London/Brüssel – Die britische Premierministerin Theresa May hat die Abstimmung über das Brexit-Abkommen im Parlament auf Eis gelegt. Wie es nun mit dem EU-Austritt weitergeht, weiß niemand genau. Aber noch ist auch nicht alles verloren.
Warum hat May verschoben?
Die Premierministerin musste eingestehen, dass es derzeit keine Mehrheit für das Abkommen gibt. Das war zwar schon früh abzusehen, doch May hoffte bis zuletzt. Bei einem knappen Scheitern hätte sie nach weiteren Verhandlungen mit Brüssel dem Parlament ein leicht verändertes Abkommen für eine zweite Abstimmung vorlegen können. Stattdessen bahnte sich eine vernichtende Niederlage an, die May wohl das Amt gekostet hätte.
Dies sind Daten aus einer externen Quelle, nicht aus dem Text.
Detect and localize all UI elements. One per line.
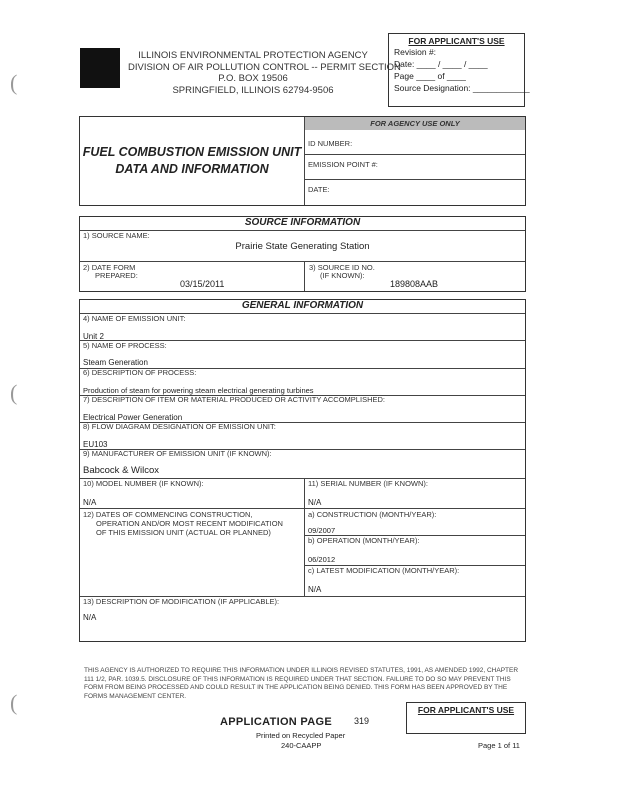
serial-number-value: N/A (308, 498, 322, 507)
flow-diagram-value: EU103 (83, 440, 108, 449)
emission-point-label: EMISSION POINT #: (308, 160, 378, 169)
source-designation-field[interactable]: Source Designation: ____________ (394, 83, 530, 93)
process-name-value: Steam Generation (83, 358, 148, 367)
general-info-title: GENERAL INFORMATION (241, 300, 364, 311)
page-field[interactable]: Page ____ of ____ (394, 71, 466, 81)
application-page-label: APPLICATION PAGE (220, 716, 332, 728)
date-field[interactable]: Date: ____ / ____ / ____ (394, 59, 488, 69)
construction-date-value: 09/2007 (308, 526, 336, 535)
agency-use-header: FOR AGENCY USE ONLY (305, 117, 525, 130)
modification-description-value: N/A (83, 613, 97, 622)
application-page-number: 319 (354, 716, 370, 726)
source-info-title: SOURCE INFORMATION (244, 217, 361, 228)
form-title: FUEL COMBUSTION EMISSION UNIT DATA AND INFORMATION (82, 145, 302, 176)
agency-logo (80, 48, 120, 88)
margin-mark-2: ( (10, 380, 18, 405)
title-block (79, 116, 526, 206)
agency-date-label: DATE: (308, 185, 330, 194)
model-number-value: N/A (83, 498, 97, 507)
source-id-value: 189808AAB (390, 279, 439, 289)
emission-unit-value: Unit 2 (83, 332, 104, 341)
margin-mark-3: ( (10, 690, 18, 715)
page-of: Page 1 of 11 (478, 741, 520, 750)
date-form-value: 03/15/2011 (180, 279, 225, 289)
modification-date-value: N/A (308, 585, 322, 594)
recycled-paper-note: Printed on Recycled Paper (256, 731, 346, 740)
operation-date-value: 06/2012 (308, 555, 336, 564)
agency-use-fields (305, 130, 525, 205)
source-info-section: SOURCE INFORMATION 1) SOURCE NAME: Prairie State Generating Station 2) DATE FORM PREPARED: 03/15/2011 3) SOURCE ID NO. (IF KNOWN): 189808AAB (79, 216, 526, 292)
item-produced-value: Electrical Power Generation (83, 413, 183, 422)
source-name-value: Prairie State Generating Station (235, 241, 370, 252)
footer-applicant-box: FOR APPLICANT'S USE (406, 702, 526, 734)
margin-mark-1: ( (10, 70, 18, 95)
revision-field[interactable]: Revision #: (394, 47, 437, 57)
process-description-value: Production of steam for powering steam electrical generating turbines (83, 386, 314, 395)
agency-address: ILLINOIS ENVIRONMENTAL PROTECTION AGENCY DIVISION OF AIR POLLUTION CONTROL -- PERMIT SECTION P.O. BOX 19506 SPRINGFIELD, ILLINOIS 62794-9506 (128, 50, 401, 96)
id-number-label: ID NUMBER: (308, 139, 353, 148)
form-code: 240-CAAPP (281, 741, 322, 750)
manufacturer-value: Babcock & Wilcox (83, 465, 160, 476)
applicant-use-box: FOR APPLICANT'S USE Revision #: Date: ____ / ____ / ____ Page ____ of ____ Source Designation: ____________ (388, 33, 525, 107)
general-info-section: GENERAL INFORMATION 4) NAME OF EMISSION UNIT: Unit 2 5) NAME OF PROCESS: Steam Generation 6) DESCRIPTION OF PROCESS: Production of steam for powering steam electrical generating turbines 7) DESCRIPTION OF ITEM OR MATERIAL PRODUCED OR ACTIVITY ACCOMPLISHED: Electrical Power Generation 8) FLOW DIAGRAM DESIGNATION OF EMISSION UNIT: EU103 9) MANUFACTURER OF EMISSION UNIT (IF KNOWN): Babcock & Wilcox 10) MODEL NUMBER (IF KNOWN): N/A 11) SERIAL NUMBER (IF KNOWN): N/A 12) DATES OF COMMENCING CONSTRUCTION, OPERATION AND/OR MOST RECENT MODIFICATION OF THIS EMISSION UNIT (ACTUAL OR PLANNED) a) CONSTRUCTION (MONTH/YEAR): 09/2007 b) OPERATION (MONTH/YEAR): 06/2012 c) LATEST MODIFICATION (MONTH/YEAR): N/A 13) DESCRIPTION OF MODIFICATION (IF APPLICABLE): N/A (79, 299, 526, 642)
statutory-notice: THIS AGENCY IS AUTHORIZED TO REQUIRE THIS INFORMATION UNDER ILLINOIS REVISED STATUTES, 1991, AS AMENDED 1992, CHAPTER 111 1/2, PAR. 1039.5. DISCLOSURE OF THIS INFORMATION IS REQUIRED UNDER THAT SECTION. FAILURE TO DO SO MAY PREVENT THIS FORM FROM BEING PROCESSED AND COULD RESULT IN THE APPLICATION BEING DENIED. THIS FORM HAS BEEN APPROVED BY THE FORMS MANAGEMENT CENTER. (84, 667, 519, 700)
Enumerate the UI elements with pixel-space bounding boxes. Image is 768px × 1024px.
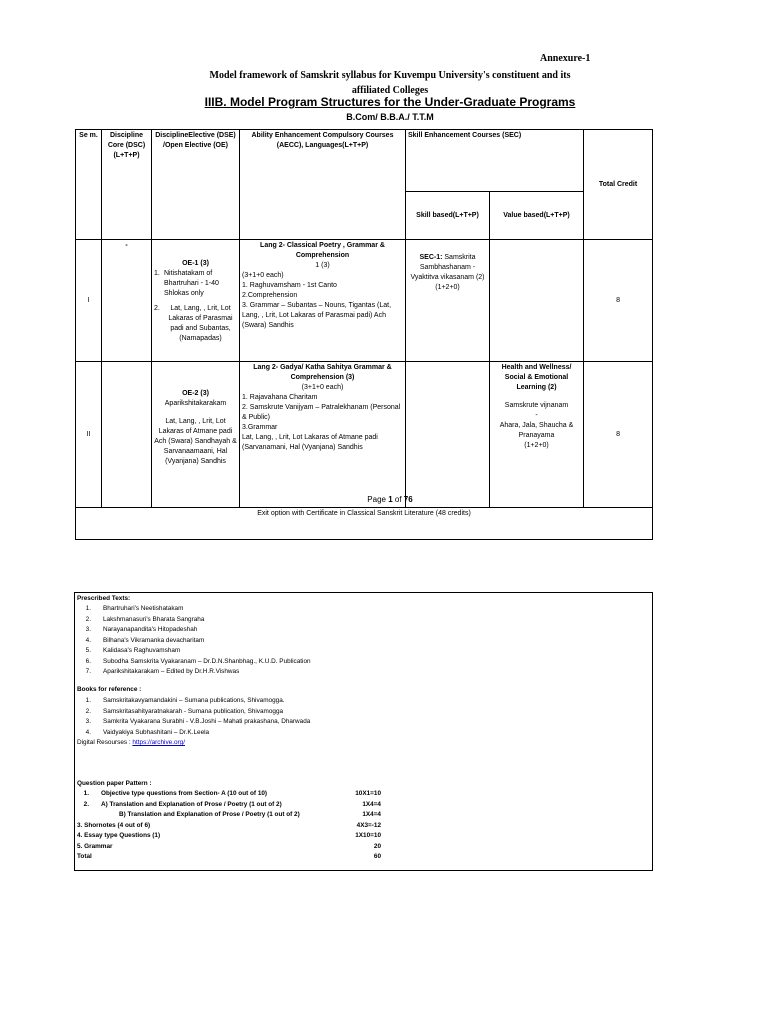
oe-cell xyxy=(152,240,240,362)
table-row-exit xyxy=(76,508,653,540)
prescribed-text-item-number: 3. xyxy=(85,626,91,633)
sem-cell: II xyxy=(76,362,102,508)
value-text: Samskrute vijnanam xyxy=(504,402,569,409)
header-dse: DisciplineElective (DSE) /Open Elective (OE) xyxy=(152,130,240,240)
reference-book-item-number: 2. xyxy=(85,707,91,715)
dsc-cell: - xyxy=(102,240,152,362)
skill-cell xyxy=(406,240,490,362)
header-sec: Skill Enhancement Courses (SEC) xyxy=(406,130,584,192)
reference-book-item-number: 3. xyxy=(85,718,91,725)
oe-item-number: 1. xyxy=(154,270,160,277)
question-pattern-number: 1. xyxy=(83,790,89,797)
sem-cell: I xyxy=(76,240,102,362)
document-title-line2: affiliated Colleges xyxy=(351,85,429,96)
question-pattern-row xyxy=(75,800,652,811)
reference-book-item-text: Samkrita Vyakarana Surabhi - V.B.Joshi – Mahati prakashana, Dharwada xyxy=(103,718,311,725)
value-title: Health and Wellness/ Social & Emotional Learning (2) xyxy=(501,364,572,391)
oe-title: OE-1 (3) xyxy=(182,260,209,267)
prescribed-text-item-number: 4. xyxy=(85,636,91,644)
question-pattern-row xyxy=(75,842,652,853)
lang-title: Lang 2- Gadya/ Katha Sahitya Grammar & Comprehension (3) xyxy=(253,364,392,381)
header-total: Total Credit xyxy=(584,130,653,240)
lang-ltp: (3+1+0 each) xyxy=(301,384,344,391)
question-pattern-marks: 1X4=4 xyxy=(362,811,381,818)
question-pattern-text: Objective type questions from Section- A (10 out of 10) xyxy=(101,790,268,797)
question-pattern-text: 4. Essay type Questions (1) xyxy=(77,832,161,839)
sec-text: Samskrita Sambhashanam - Vyaktitva vikasanam (2) (1+2+0) xyxy=(410,254,485,291)
program-names: B.Com/ B.B.A./ T.T.M xyxy=(346,112,434,122)
lang-item: Lat, Lang, , Lrit, Lot Lakaras of Atmane padi xyxy=(242,434,378,441)
prescribed-text-item-text: Bhartruhari's Neetishatakam xyxy=(103,605,184,612)
lang-item: 3.Grammar xyxy=(242,424,278,431)
question-pattern-marks: 1X10=10 xyxy=(355,832,381,839)
reference-book-item xyxy=(75,717,652,728)
document-subtitle: IIIB. Model Program Structures for the Under-Graduate Programs xyxy=(204,95,576,109)
question-pattern-heading: Question paper Pattern : xyxy=(77,780,152,787)
question-pattern-row xyxy=(75,831,652,842)
prescribed-text-item-number: 2. xyxy=(85,615,91,623)
header-dsc: Discipline Core (DSC) (L+T+P) xyxy=(102,130,152,240)
digital-resources: Digital Resourses : https://archive.org/ xyxy=(77,739,185,746)
prescribed-text-item-text: Subodha Samskrita Vyakaranam – Dr.D.N.Shanbhag., K.U.D. Publication xyxy=(103,657,311,665)
reference-book-item-text: Samskritasahityaratnakarah - Sumana publication, Shivamogga xyxy=(103,707,284,715)
aecc-cell xyxy=(240,240,406,362)
question-pattern-text: B) Translation and Explanation of Prose / Poetry (1 out of 2) xyxy=(119,811,300,818)
prescribed-text-item-number: 7. xyxy=(85,668,91,675)
annexure-label: Annexure-1 xyxy=(540,53,591,64)
header-value-based: Value based(L+T+P) xyxy=(490,192,584,240)
question-pattern-row xyxy=(75,810,652,821)
value-cell xyxy=(490,240,584,362)
reference-book-item xyxy=(75,728,652,739)
oe-item: Nitishatakam of Bhartruhari - 1-40 Shlokas only xyxy=(164,270,219,297)
oe-cell xyxy=(152,362,240,508)
reference-books-heading: Books for reference : xyxy=(77,686,142,693)
lang-item: 2.Comprehension xyxy=(242,292,298,299)
question-pattern-marks: 4X3=-12 xyxy=(356,821,381,829)
lang-item: 2. Samskrute Vanijyam – Patralekhanam (Personal & Public) xyxy=(242,404,401,421)
exit-option: Exit option with Certificate in Classical Sanskrit Literature (48 credits) xyxy=(76,508,653,540)
prescribed-text-item-number: 6. xyxy=(85,657,91,665)
question-pattern-text: Total xyxy=(77,853,92,860)
question-pattern-row xyxy=(75,821,652,832)
reference-book-item xyxy=(75,707,652,718)
reference-book-item-text: Vaidyakiya Subhashitani – Dr.K.Leela xyxy=(103,728,210,736)
oe-text: Lat, Lang, , Lrit, Lot Lakaras of Atmane padi Ach (Swara) Sandhayah & Sarvanaamaani, Hal (Vyanjana) Sandhis xyxy=(154,418,237,465)
value-text: (1+2+0) xyxy=(524,442,549,449)
question-pattern-number: 2. xyxy=(83,800,89,808)
value-text: Ahara, Jala, Shaucha & Pranayama xyxy=(499,422,574,439)
lang-title: Lang 2- Classical Poetry , Grammar & Comprehension xyxy=(260,242,385,259)
question-pattern-marks: 1X4=4 xyxy=(362,800,381,808)
table-row-sem1 xyxy=(76,240,653,362)
oe-item-number: 2. xyxy=(154,305,160,312)
reference-book-item-number: 1. xyxy=(85,697,91,704)
header-sem: Se m. xyxy=(76,130,102,240)
lang-item: 1. Rajavahana Charitam xyxy=(242,394,318,401)
question-pattern-text: 3. Shornotes (4 out of 6) xyxy=(77,821,151,829)
value-text: - xyxy=(535,412,538,419)
lang-credit: 1 (3) xyxy=(315,262,330,269)
reference-book-item xyxy=(75,696,652,707)
oe-subtitle: Aparikshitakarakam xyxy=(164,400,227,407)
prescribed-text-item xyxy=(75,667,652,678)
question-pattern-text: 5. Grammar xyxy=(77,842,113,850)
archive-link[interactable]: https://archive.org/ xyxy=(132,739,185,746)
lang-item: (Sarvanamani, Hal (Vyanjana) Sandhis xyxy=(242,444,363,451)
prescribed-text-item xyxy=(75,646,652,657)
question-pattern-row xyxy=(75,789,652,800)
question-pattern-marks: 60 xyxy=(373,853,381,860)
question-pattern-marks: 20 xyxy=(373,842,381,850)
prescribed-text-item-text: Narayanapandita's Hitopadeshah xyxy=(103,626,198,633)
lang-item: 1. Raghuvamsham - 1st Canto xyxy=(242,282,337,289)
lang-item: 3. Grammar – Subantas – Nouns, Tigantas (Lat, Lang, , Lrit, Lot Lakaras of Parasmai padi) Ach (Swara) Sandhis xyxy=(242,302,392,329)
prescribed-text-item xyxy=(75,636,652,647)
oe-title: OE-2 (3) xyxy=(182,390,209,397)
oe-item: Lat, Lang, , Lrit, Lot Lakaras of Parasmai padi and Subantas, (Namapadas) xyxy=(168,305,233,342)
sec-label: SEC-1: xyxy=(419,254,443,261)
total-cell: 8 xyxy=(584,240,653,362)
total-cell: 8 xyxy=(584,362,653,508)
prescribed-text-item xyxy=(75,604,652,615)
prescribed-text-item-text: Kalidasa's Raghuvamsham xyxy=(103,647,181,654)
dsc-cell xyxy=(102,362,152,508)
prescribed-text-item-number: 5. xyxy=(85,647,91,654)
question-pattern-text: A) Translation and Explanation of Prose / Poetry (1 out of 2) xyxy=(101,800,282,808)
header-skill-based: Skill based(L+T+P) xyxy=(406,192,490,240)
question-pattern-row xyxy=(75,852,652,863)
prescribed-texts-heading: Prescribed Texts: xyxy=(77,595,131,602)
prescribed-text-item xyxy=(75,657,652,668)
prescribed-texts-box xyxy=(74,592,653,871)
page-number: Page 1 of 76 xyxy=(367,495,413,504)
question-pattern-marks: 10X1=10 xyxy=(355,790,381,797)
lang-ltp: (3+1+0 each) xyxy=(242,272,284,279)
prescribed-text-item xyxy=(75,625,652,636)
reference-book-item-number: 4. xyxy=(85,728,91,736)
program-structure-table xyxy=(75,129,653,540)
prescribed-text-item-text: Aparikshitakarakam – Edited by Dr.H.R.Vishwas xyxy=(103,668,240,675)
skill-cell xyxy=(406,362,490,508)
prescribed-text-item xyxy=(75,615,652,626)
table-row-sem2 xyxy=(76,362,653,508)
document-title: Model framework of Samskrit syllabus for Kuvempu University's constituent and its xyxy=(209,70,571,81)
aecc-cell xyxy=(240,362,406,508)
prescribed-text-item-number: 1. xyxy=(85,605,91,612)
value-cell xyxy=(490,362,584,508)
prescribed-text-item-text: Lakshmanasuri's Bharata Sangraha xyxy=(103,615,205,623)
prescribed-text-item-text: Bilhana's Vikramanka devacharitam xyxy=(103,636,205,644)
header-aecc: Ability Enhancement Compulsory Courses (AECC), Languages(L+T+P) xyxy=(240,130,406,240)
reference-book-item-text: Samskritakavyamandakini – Sumana publications, Shivamogga. xyxy=(103,697,285,704)
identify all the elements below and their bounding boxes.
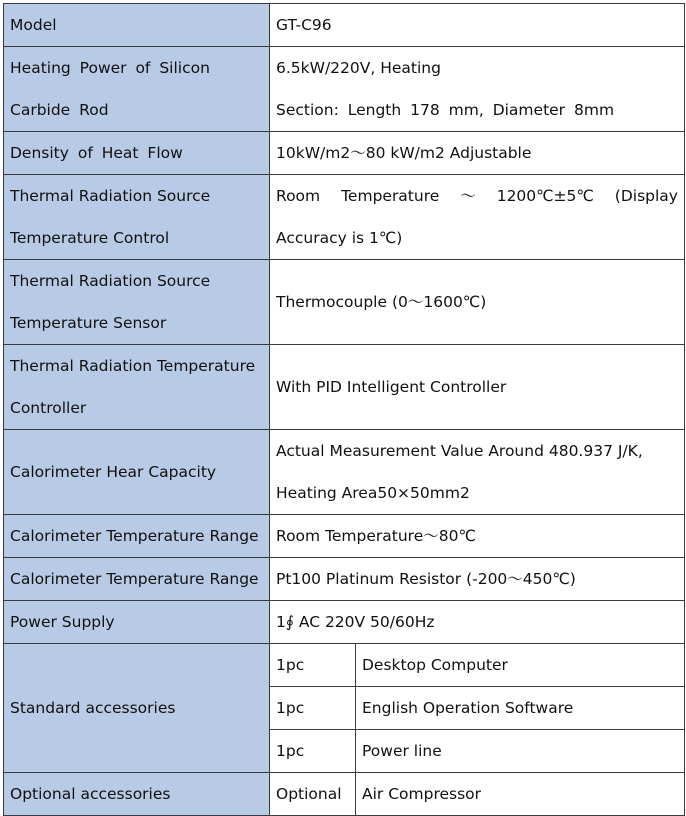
table-row: [4, 515, 685, 558]
accessory-qty: Optional: [270, 773, 356, 816]
spec-table: [3, 3, 685, 816]
table-row: [4, 644, 685, 687]
spec-label: Thermal Radiation Temperature Controller: [4, 345, 270, 430]
spec-value: Room Temperature〜80℃: [270, 515, 685, 558]
spec-value: With PID Intelligent Controller: [270, 345, 685, 430]
standard-accessories-label: Standard accessories: [4, 644, 270, 773]
table-row: [4, 558, 685, 601]
spec-value: Pt100 Platinum Resistor (-200〜450℃): [270, 558, 685, 601]
accessory-name: Air Compressor: [356, 773, 685, 816]
accessory-name: Power line: [356, 730, 685, 773]
spec-value: Actual Measurement Value Around 480.937 J/K, Heating Area50×50mm2: [270, 430, 685, 515]
optional-accessories-label: Optional accessories: [4, 773, 270, 816]
spec-label: Thermal Radiation Source Temperature Sensor: [4, 260, 270, 345]
table-row: [4, 601, 685, 644]
table-row: [4, 345, 685, 430]
spec-label: Calorimeter Temperature Range: [4, 558, 270, 601]
table-row: [4, 430, 685, 515]
accessory-name: Desktop Computer: [356, 644, 685, 687]
spec-value: Room Temperature 〜 1200℃±5℃ (Display Accuracy is 1℃): [270, 175, 685, 260]
table-row: [4, 47, 685, 132]
spec-label: Heating Power of Silicon Carbide Rod: [4, 47, 270, 132]
accessory-name: English Operation Software: [356, 687, 685, 730]
table-row: [4, 4, 685, 47]
spec-label: Thermal Radiation Source Temperature Control: [4, 175, 270, 260]
accessory-qty: 1pc: [270, 730, 356, 773]
spec-value: Thermocouple (0〜1600℃): [270, 260, 685, 345]
spec-label: Calorimeter Hear Capacity: [4, 430, 270, 515]
spec-label: Model: [4, 4, 270, 47]
spec-label: Power Supply: [4, 601, 270, 644]
spec-value: GT-C96: [270, 4, 685, 47]
spec-value: 6.5kW/220V, Heating Section: Length 178 mm, Diameter 8mm: [270, 47, 685, 132]
accessory-qty: 1pc: [270, 644, 356, 687]
accessory-qty: 1pc: [270, 687, 356, 730]
spec-label: Density of Heat Flow: [4, 132, 270, 175]
table-row: [4, 132, 685, 175]
spec-label: Calorimeter Temperature Range: [4, 515, 270, 558]
spec-value: 1∮ AC 220V 50/60Hz: [270, 601, 685, 644]
table-row: [4, 773, 685, 816]
table-row: [4, 260, 685, 345]
spec-value: 10kW/m2〜80 kW/m2 Adjustable: [270, 132, 685, 175]
table-row: [4, 175, 685, 260]
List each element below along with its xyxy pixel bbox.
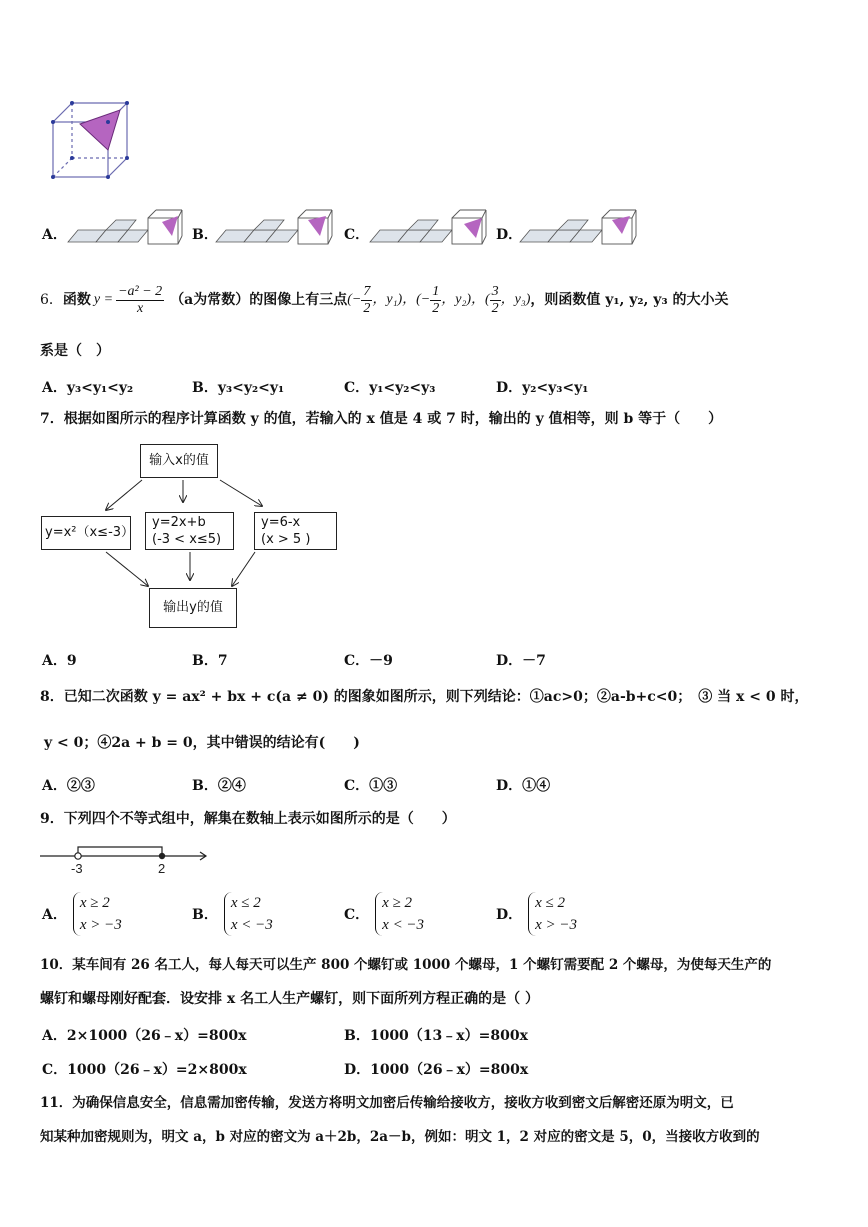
q7-option-a: A．9 bbox=[42, 653, 77, 669]
q6-tail: ，则函数值 y₁, y₂, y₃ 的大小关 bbox=[530, 292, 729, 308]
q5-option-d-label: D． bbox=[496, 227, 523, 243]
q9-option-d-line2: x > −3 bbox=[535, 917, 578, 933]
q6-paren-note: （a为常数）的图像上有三点 bbox=[170, 292, 348, 308]
q7-stem: 7．根据如图所示的程序计算函数 y 的值，若输入的 x 值是 4 或 7 时，输出的 y 值相等，则 b 等于（ ） bbox=[40, 411, 723, 427]
q6-option-a: A．y₃<y₁<y₂ bbox=[42, 380, 134, 396]
q8-option-b: B．②④ bbox=[192, 778, 246, 794]
flowchart-mid-line1: y=2x+b bbox=[152, 515, 206, 530]
q6-p2-fraction bbox=[430, 284, 441, 317]
q8-stem-line1: 8．已知二次函数 y = ax² + bx + c(a ≠ 0) 的图象如图所示，则下列结论：①ac>0；②a-b+c<0； ③ 当 x < 0 时， bbox=[40, 689, 809, 705]
q5-option-a-net-figure bbox=[66, 206, 184, 248]
q6-stem-line2: 系是（ ） bbox=[40, 343, 110, 359]
q7-option-c: C．－9 bbox=[344, 653, 393, 669]
q8-option-a: A．②③ bbox=[42, 778, 95, 794]
q6-p3-den: 2 bbox=[491, 300, 499, 316]
q11-stem-line2: 知某种加密规则为，明文 a，b 对应的密文为 a＋2b，2a－b，例如：明文 1，2 对应的密文是 5，0，当接收方收到的 bbox=[40, 1129, 760, 1145]
q9-option-b-line1: x ≤ 2 bbox=[230, 895, 261, 911]
q6-pre: 函数 bbox=[62, 292, 91, 308]
q6-func-numerator: −a² − 2 bbox=[118, 283, 163, 299]
q10-option-d: D．1000（26﹣x）=800x bbox=[344, 1062, 529, 1078]
q9-option-c-line2: x < −3 bbox=[382, 917, 425, 933]
cube-figure bbox=[44, 96, 140, 186]
flowchart-right-line1: y=6-x bbox=[261, 515, 301, 530]
q5-option-c-label: C． bbox=[344, 227, 370, 243]
q5-option-b-net-figure bbox=[214, 206, 334, 248]
q6-p2-den: 2 bbox=[432, 300, 440, 316]
q6-number: 6． bbox=[40, 292, 63, 308]
flowchart-input-box: 输入x的值 bbox=[140, 444, 218, 478]
q6-p1-post: ，y₁)， bbox=[372, 292, 417, 307]
q9-option-d bbox=[496, 892, 577, 936]
q9-option-d-system bbox=[528, 892, 577, 936]
q9-option-a-line1: x ≥ 2 bbox=[79, 895, 110, 911]
q6-option-b: B．y₃<y₂<y₁ bbox=[192, 380, 285, 396]
number-line-label-2: 2 bbox=[158, 861, 166, 876]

Was ist für Briten der Knackpunkt?
Besonders ungeliebt ist der sogenannte Backstop. Damit ist die Garantie gemeint, trotz Brexits die Grenze zwischen dem britischen Nordirland und dem EU-Mitglied Irland offen zu halten. Sonst könnte neue Gewalt in der früheren Bürgerkriegsregion drohen. Kontrollen an der neuen EU-Außengrenze scheinen aber mit dem von May geplanten Austritt aus der Zollunion und dem Binnenmarkt unausweichlich.
Der sogenannte Backstop sieht vor, dass Großbritannien als Ganzes in einer Zollunion mit der EU bleibt, bis eine andere Lösung gefunden ist. In Nordirland würden Regeln des Binnenmarkts weiter gelten. Kritiker aus Mays Konservativer Partei fürchten, der Backstop könne zum Dauerzustand und das Land so im Orbit der EU gehalten werden. Die nordirische Protestantenpartei DUP, von der Mays Tory-Minderheitsregierung abhängt, lehnt jeglichen Sonderstatus für Nordirland ab.
Was erhofft sich May von der EU?
May spricht von Zusicherungen, die sie erreichen will. Sie weiß, dass der Backstop Bedingung der EU für das Abkommen ist und nicht verschwinden kann – nicht umsonst wurde darum monatelang gerungen. Möglicherweise hofft sie darauf, Kritiker mit Formulierungen zufriedenzustellen, die deutlich machen, dass der Backstop nur eine Notfalllösung ist und im Idealfall gar nicht zur Anwendung kommt. Das Austrittsabkommen sieht eine Übergangsphase vor, die bis Ende 2022 verlängert werden kann, um eine Alternative zum Backstop zu finden. Bei dieser Entscheidung will May das Parlament einbinden.
Wird die EU Zugeständnisse machen?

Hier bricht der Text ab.